USAF T-6A Texan II Lost in Inverted Stall
On 1 May 2019 US Air Force (USAF) Beechcraft T-6A Texan II 07-3890, crashed 21 miles NE of Sheppard Air Force Base (AFB), Texas. The crew safely ejected using Martin Baker Mk 16 ejection seats and suffered only minor injuries. The aircraft, valued at approximately $5.7 million, was destroyed.
The Accident Flight
On board were an instructor from 97th Flying Training Squadron (FTS) and a ‘student’ from 89 FTS (both part of the 80th Flying Training Wing). The instructor had 2,153.6 military flight hours, 795.7 hours in the T-6A. The ‘student’ had 4,846.6 total hours logged as a pilot in the Italian Air Force. They had been assigned as a T-6A instructor at Sheppard AFB from 2011-2013, flying 1,290.2 hours in the T-6A. They were regaining currency by undertaking Pilot Instructor Training (PIT).
The USAF Accident Investigation Board (AIB) report explains that:
While setting up a training maneuver with building cloud formations, the Instructor flew the aircraft in an unintentional nose-high trajectory with decreasing airspeed.

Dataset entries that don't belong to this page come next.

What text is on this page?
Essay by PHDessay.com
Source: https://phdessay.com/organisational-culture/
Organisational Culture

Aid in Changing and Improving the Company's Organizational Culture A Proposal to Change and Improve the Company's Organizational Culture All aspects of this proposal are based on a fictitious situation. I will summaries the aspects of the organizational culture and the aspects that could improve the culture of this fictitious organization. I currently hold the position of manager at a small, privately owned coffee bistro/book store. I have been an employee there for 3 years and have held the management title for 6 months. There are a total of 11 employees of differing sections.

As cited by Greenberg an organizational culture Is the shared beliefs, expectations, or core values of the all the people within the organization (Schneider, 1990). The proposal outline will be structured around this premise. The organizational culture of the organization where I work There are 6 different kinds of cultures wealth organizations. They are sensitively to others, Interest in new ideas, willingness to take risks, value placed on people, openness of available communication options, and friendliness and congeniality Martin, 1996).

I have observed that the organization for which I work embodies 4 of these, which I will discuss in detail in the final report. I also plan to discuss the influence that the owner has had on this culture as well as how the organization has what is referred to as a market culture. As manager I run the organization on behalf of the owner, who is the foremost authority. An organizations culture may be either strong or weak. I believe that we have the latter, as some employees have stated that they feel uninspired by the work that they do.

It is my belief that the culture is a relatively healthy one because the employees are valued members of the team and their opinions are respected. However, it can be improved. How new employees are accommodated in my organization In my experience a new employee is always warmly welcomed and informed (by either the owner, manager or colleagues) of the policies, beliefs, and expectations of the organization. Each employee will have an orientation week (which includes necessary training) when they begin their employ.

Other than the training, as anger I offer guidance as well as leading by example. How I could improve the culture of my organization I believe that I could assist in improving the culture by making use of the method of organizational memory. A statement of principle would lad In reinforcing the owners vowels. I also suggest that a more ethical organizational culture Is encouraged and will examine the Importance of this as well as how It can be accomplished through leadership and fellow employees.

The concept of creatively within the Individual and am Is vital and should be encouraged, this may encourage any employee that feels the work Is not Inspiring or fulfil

At 13:12:52L the aircraft passed through 12,800 feet MSL, 60º nose-high with airspeed decreasing below 100 knots.
In an attempt to regain airspeed, the instructor tried to lower the nose of the aircraft towards the horizon and penetrated the weather. Next, the instructor attempted to roll wings level while still in a [30º] nose-high attitude with insufficient airspeed and high-power setting. This resulted in a left torqueroll, placing the aircraft into a power-on, inverted spin while still in Instrument Meteorological Conditions (IMC). A left torque-roll occurs when aerodynamic forces are insufficient to overcome the rolling motion induced by the propeller.
The instructor recognized the inverted state of the aircraft but never completed the critical action of pulling the Power Control Lever (PCL) to IDLE. Maintaining the high power setting prolonged the state of the spin and pushed the aircraft into a steeper nose-low attitude.
Due to the disorienting nature of the inverted spin entry, coupled with IMC, unusual negative gravitational forces, and the aircraft’s propensity for pro-spin rudder, the instructor could not identify and input the appropriate controls for timely recovery. Furthermore, due to the negative G’s, the instructor’s distorted body position affected the view of the altimeter, which was partially obscured by the glare shield. This prevented the instructor from seeing the specific altitude displayed in the upper portion of the altimeter, but did allow recognition of the downward trend.
The crew ejected at 10,830 feet MSL as the aircraft continued to spin 60º nose-low with inconsistent airspeed indications
USAF AIB Human Factor’s Analysis
- Fixation (PC102): This occurs when an individual is focusing all conscious attention on a limited number of environmental cues to the exclusion of others. “Post mishap, the instructor reported focusing attention over the right shoulder at the horizon”.
- Environmental Factors Affecting Vision (PE101): “During this attempted recovery, the aircraft entered the weather, lost outside visual references, and departed controlled flight”.
- Checklist Not Followed Correctly (AE102): “Both inverted spins and spins in IMC are prohibited maneuvers in the T-6A” and the instructor “did not pull the PCL back to IDLE, the first step in the memorized, critical-action Inadvertent Departure from Controlled Flight checklist”.
- Spatial Disorientation (PC508): This occurs when “an individual fails to accurately sense a position, motion, or attitude of the aircraft/vehicle/vessel or of oneself”. During setup to the manoeuvre, the instructor focused on the weather and did not crosscheck attitude with the aircraft’s instruments. “Upon entering the spin, the crew could not recognize turn-direction and roll rate. As documented in flight tests, power-on, inverted spins to the right are disorienting due to rapid roll and pitch oscillations.”
USAF AIB Conclusions
The Accident Investigation Board President found…
…that the cause of the mishap was the instructors fixation on the outside environment, not recognizing the nose-high attitude and slow airspeed, then failure to apply the memorized critical-action Inadvertent Departure from Controlled Flight Procedures checklist in a timely manner.
…the following two factors substantially contributed to the mishap: environmental conditions affecting vision and spatial disorientation.